The Dick Van Dyke Show Revisited (CBS)
2004

Though they're always terrible, TV reunion shows can make for outstanding entertainment, especially when they endeavor to do more than the standard cast-reunited-on-stage-watching-classic-old-clips trick. The Brady Girls Get Married is perhaps the best example of the successfully misguided attempt to update an old show … it's wretched on every level, yet extremely watchable, and therefore prime amusement.

You know whether the reunion show you're watching will be one of the "good" ones within the first five seconds. It establishes itself as either a simple nostalgia-fest, a mediocre but comfy "catching up with your favorite characters" thing, or just a pandering piece of shit.

The Dick Van Dyke Show Revisited would have needed to work some powerful magic to overcome its first five seconds, wherein Ray Romano walked in the door of the old DVD set, made a hammy acknowledgement of the footstool that often tripped up Mr. Van Dyke, and launched into a monologue about the old show that seemed as though it was aimed at people in a nursing home, struggling to tap into memories long obscured by Alzheimer's. I hate Ray Romano, and I hate old people even more. This was going to be intolerable.

Indeed, it was. Within a few moments, the show opened with a scene in which Richard Petrie (Rob & Laura's son whom we knew as "Richie") walks into the old house and answers the phone. On the other end is Alan Brady (Carl Reiner) asking for Rob (Dick Van Dyke). Richie scoffs that his parents haven't lived there for 20 years – they moved to Manhattan, where Rob works as a writer and computer animator (?) and Laura teaches ballet. And Richie himself has only just moved back, after being transferred by his job from Portland back to New Rochelle, so he figured it would be fun to buy his childhood home.

At this point I turned it off, but turned it on minutes later out of overwhelming curiosity. I'm not such a huge fan of the original show, but it was definitely one of the better American sitcoms of its era, with a great cast, some surprisingly sharp writing, and Mary Tyler Moore at her cutie-pie peak. I had to give it another chance.

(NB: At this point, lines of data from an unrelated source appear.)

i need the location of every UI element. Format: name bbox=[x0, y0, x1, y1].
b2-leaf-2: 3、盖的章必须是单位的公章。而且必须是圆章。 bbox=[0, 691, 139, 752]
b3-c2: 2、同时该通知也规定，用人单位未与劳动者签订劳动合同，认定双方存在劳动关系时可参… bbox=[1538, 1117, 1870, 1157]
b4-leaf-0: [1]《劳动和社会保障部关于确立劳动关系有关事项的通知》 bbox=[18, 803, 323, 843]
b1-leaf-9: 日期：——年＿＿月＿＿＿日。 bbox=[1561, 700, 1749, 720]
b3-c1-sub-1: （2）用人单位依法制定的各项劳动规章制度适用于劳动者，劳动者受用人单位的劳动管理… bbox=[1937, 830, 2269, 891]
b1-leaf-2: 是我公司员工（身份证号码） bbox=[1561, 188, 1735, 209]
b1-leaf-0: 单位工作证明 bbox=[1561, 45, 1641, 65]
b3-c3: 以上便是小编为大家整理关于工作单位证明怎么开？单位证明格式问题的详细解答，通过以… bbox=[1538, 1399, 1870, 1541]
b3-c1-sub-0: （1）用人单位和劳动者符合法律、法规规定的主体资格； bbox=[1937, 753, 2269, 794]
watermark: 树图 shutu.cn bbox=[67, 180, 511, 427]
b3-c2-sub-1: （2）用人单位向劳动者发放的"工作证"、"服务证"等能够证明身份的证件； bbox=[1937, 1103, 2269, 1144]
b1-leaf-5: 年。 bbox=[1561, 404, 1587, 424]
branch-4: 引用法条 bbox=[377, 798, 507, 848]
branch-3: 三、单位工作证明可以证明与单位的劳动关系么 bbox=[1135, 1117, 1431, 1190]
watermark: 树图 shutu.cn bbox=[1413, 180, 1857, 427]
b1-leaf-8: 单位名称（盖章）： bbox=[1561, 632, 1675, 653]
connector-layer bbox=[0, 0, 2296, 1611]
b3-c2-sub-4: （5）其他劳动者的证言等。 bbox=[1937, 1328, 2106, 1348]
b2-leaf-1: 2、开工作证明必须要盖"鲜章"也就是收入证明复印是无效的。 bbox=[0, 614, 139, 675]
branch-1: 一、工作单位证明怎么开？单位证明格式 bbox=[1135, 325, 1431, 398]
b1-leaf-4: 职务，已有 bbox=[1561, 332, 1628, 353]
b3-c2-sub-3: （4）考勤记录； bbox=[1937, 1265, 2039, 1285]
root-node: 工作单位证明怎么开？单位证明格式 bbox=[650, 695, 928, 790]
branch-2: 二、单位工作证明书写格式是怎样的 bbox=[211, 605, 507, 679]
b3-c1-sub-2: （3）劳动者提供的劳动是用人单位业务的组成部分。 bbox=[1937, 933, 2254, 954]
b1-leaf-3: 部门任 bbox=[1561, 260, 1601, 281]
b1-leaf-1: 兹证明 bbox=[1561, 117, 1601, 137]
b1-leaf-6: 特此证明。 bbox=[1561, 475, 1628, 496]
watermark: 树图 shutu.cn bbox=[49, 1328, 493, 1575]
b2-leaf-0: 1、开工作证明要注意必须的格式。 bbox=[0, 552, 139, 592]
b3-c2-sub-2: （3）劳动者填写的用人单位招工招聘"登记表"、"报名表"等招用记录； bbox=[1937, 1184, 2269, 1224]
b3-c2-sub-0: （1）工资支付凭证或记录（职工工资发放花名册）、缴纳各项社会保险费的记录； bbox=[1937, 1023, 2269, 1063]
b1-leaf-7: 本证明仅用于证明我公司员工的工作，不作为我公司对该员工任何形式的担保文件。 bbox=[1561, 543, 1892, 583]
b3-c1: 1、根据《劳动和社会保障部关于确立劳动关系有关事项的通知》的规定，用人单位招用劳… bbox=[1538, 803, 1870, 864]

On screen were Rob and Laura, in a posh Manhattan apartment with a view, and Rob was showing Laura his latest computer-animation bit: a polygonal Dick Van Dyke dancing beside the real Dick Van Dyke, superimposed onto famous settings from around the world (the Taj Mahal, etc). They showed this animation for quite some time. Knowing that in real life, Dick Van Dyke actually does create computer animation (you have to hand it to him, at his age), this only came off as a concession to him on the part of the writers. "OK, I'll do it – if you let me show some of my computer animation!" They wince, and grudgingly assent.

Mary, sadly, was even more on autopilot than she was in the almost-as-bad reunion movie Mary & Rhoda from a few years back. Nobody at all seemed to view this as anything but a good way to get a fat 'n' easy paycheck.

The plot centered around Alan Brady hiring Rob and Sally (Rose Marie, now featuring new-and-improved can-opener dentures) to write his eulogy in advance, so he can know what will be said about him after he died.

At that point I switched it off for good. None of this had anything to do with 2004. Fuck all involved.